Lawmakers and experts are expressing concerns that the draft American Privacy Rights Act does not do enough to rein in data brokers. 

The debate centers in large part on a provision in the draft bill that would require consumers to request that each data broker delete their data one by one instead of giving individuals the ability to make one delete request to all registered brokers with the push of a button, as is now the case in California.

“Under APRA’s current draft a consumer would have to individually visit 871 data brokers’ websites and affirmatively delete their personal data,” Rep. Lori Trahan (D-MA) said at a House Energy and Commerce Committee hearing on Wednesday. “That's how many have registered in the state of Vermont and that's just not feasible.”

California, Texas, Oregon and Vermont now require data brokers to register, but only California offers a one-stop shop for consumers to request their data to be deleted. 

Trahan, who is co-sponsoring a Delete Act similar to California’s law, noted that a previous version of comprehensive federal privacy legislation, the American Data Privacy and Protection Act (ADPPA), contained language creating a centralized opt-out tool for consumers seeking deletion of their data.

That bill passed out of committee with a 53-2 vote in 2022 but was never brought to a vote on the House floor. APRA is an attempt to revive that legislation, but some elements have been tweaked, including the data broker language.

Rep. Frank Pallone, Jr. (D-NJ), the minority leader of the Energy and Commerce Committee, echoed Trahan in his opening remarks at Wednesday’s hearing, saying the committee should “explore whether there are additional tools that we can give consumers to control the data in the possession of data brokers.”

Despite its flaws, APRA would take important steps to minimize the data brokers can collect, store and sell about consumers, testified Samir Jain, vice president of policy at the Center for Democracy and Technology.

Other experts have lamented that the draft legislation creates loopholes allowing many data brokers to dodge the law.

For example, the draft bill defines data brokers only as third party data collectors, or those trading in data for consumers they do not have any direct relationship with, which would exclude a large portion of the overall ecosystem.

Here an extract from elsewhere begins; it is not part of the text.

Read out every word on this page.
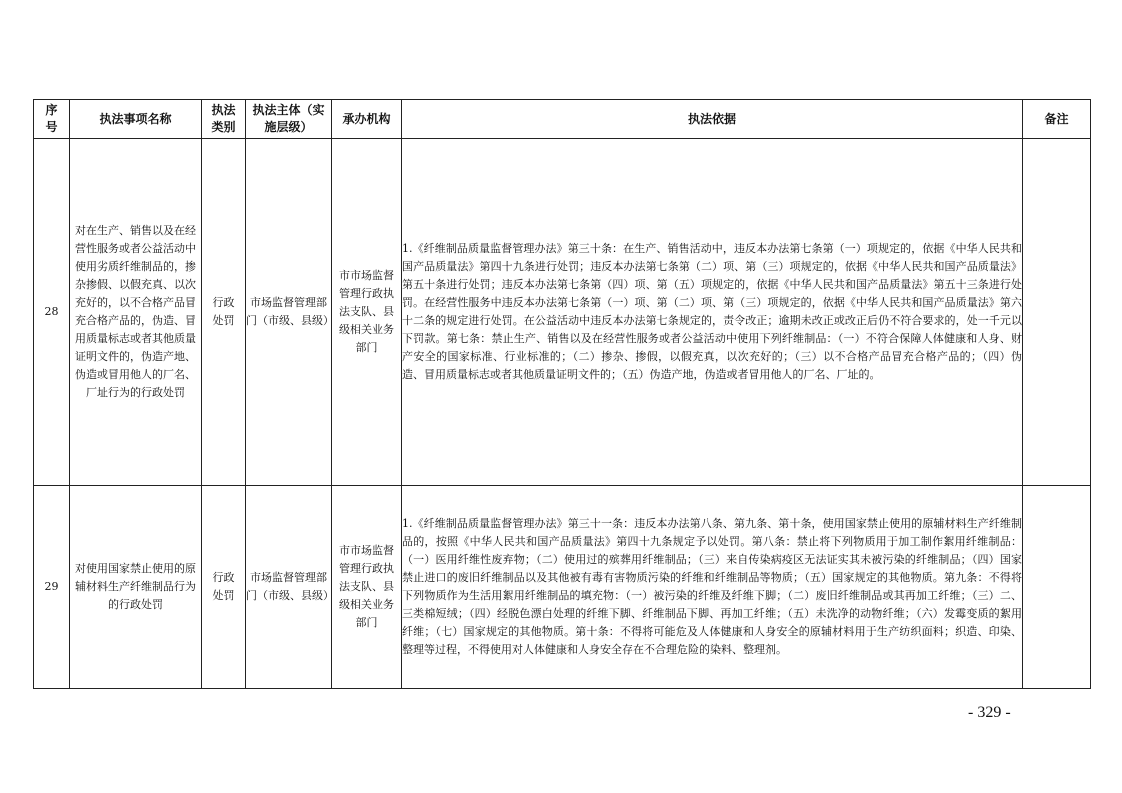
序号	执法事项名称	执法类别	执法主体（实施层级）	承办机构	执法依据	备注
28	对在生产、销售以及在经营性服务或者公益活动中使用劣质纤维制品的，掺杂掺假、以假充真、以次充好的，以不合格产品冒充合格产品的，伪造、冒用质量标志或者其他质量证明文件的，伪造产地、伪造或冒用他人的厂名、厂址行为的行政处罚	行政处罚	市场监督管理部门（市级、县级）	市市场监督管理行政执法支队、县级相关业务部门	1.《纤维制品质量监督管理办法》第三十条：在生产、销售活动中，违反本办法第七条第（一）项规定的，依据《中华人民共和国产品质量法》第四十九条进行处罚；违反本办法第七条第（二）项、第（三）项规定的，依据《中华人民共和国产品质量法》第五十条进行处罚；违反本办法第七条第（四）项、第（五）项规定的，依据《中华人民共和国产品质量法》第五十三条进行处罚。在经营性服务中违反本办法第七条第（一）项、第（二）项、第（三）项规定的，依据《中华人民共和国产品质量法》第六十二条的规定进行处罚。在公益活动中违反本办法第七条规定的，责令改正；逾期未改正或改正后仍不符合要求的，处一千元以下罚款。第七条：禁止生产、销售以及在经营性服务或者公益活动中使用下列纤维制品：（一）不符合保障人体健康和人身、财产安全的国家标准、行业标准的；（二）掺杂、掺假，以假充真，以次充好的；（三）以不合格产品冒充合格产品的；（四）伪造、冒用质量标志或者其他质量证明文件的；（五）伪造产地，伪造或者冒用他人的厂名、厂址的。	
29	对使用国家禁止使用的原辅材料生产纤维制品行为的行政处罚	行政处罚	市场监督管理部门（市级、县级）	市市场监督管理行政执法支队、县级相关业务部门	1.《纤维制品质量监督管理办法》第三十一条：违反本办法第八条、第九条、第十条，使用国家禁止使用的原辅材料生产纤维制品的，按照《中华人民共和国产品质量法》第四十九条规定予以处罚。第八条：禁止将下列物质用于加工制作絮用纤维制品：（一）医用纤维性废弃物；（二）使用过的殡葬用纤维制品；（三）来自传染病疫区无法证实其未被污染的纤维制品；（四）国家禁止进口的废旧纤维制品以及其他被有毒有害物质污染的纤维和纤维制品等物质；（五）国家规定的其他物质。第九条：不得将下列物质作为生活用絮用纤维制品的填充物：（一）被污染的纤维及纤维下脚；（二）废旧纤维制品或其再加工纤维；（三）二、三类棉短绒；（四）经脱色漂白处理的纤维下脚、纤维制品下脚、再加工纤维；（五）未洗净的动物纤维；（六）发霉变质的絮用纤维；（七）国家规定的其他物质。第十条：不得将可能危及人体健康和人身安全的原辅材料用于生产纺织面料；织造、印染、整理等过程，不得使用对人体健康和人身安全存在不合理危险的染料、整理剂。	
- 329 -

The industry relies heavily on first-party collectors, such as mobile apps that sell customer information, data broker expert Justin Sherman said in an interview with Recorded Future News. He added that there would be almost no market for hundreds of millions of people's geolocation data if mobile apps — first party collectors — were not selling data belonging to their own users. 

The draft bill also fails to regulate many of the largest data brokers by including language that says only companies whose biggest source of revenue comes from selling data are covered by the legislation, said Sherman, who is CEO of Global Cyber Strategies and led a Duke University study showing how data brokers sell military service members’ financial, health and other data.

“This idea Congress has that data brokers are only third parties is misguided, but it's also silly to say that you need to make a majority of your revenue from brokering data,” Sherman said, citing the fact that some of the largest data brokers in existence, including Oracle, Thomson Reuters and LexisNexis, have separate and profitable lines of business which likely jointly account for a majority of their revenue.

The APRA committee hearing unfolded the same day as the House passed a tough anti-data broker bill known as the Fourth Amendment is Not for Sale Act, which would prohibit the government from buying citizens’ data from brokers without a warrant.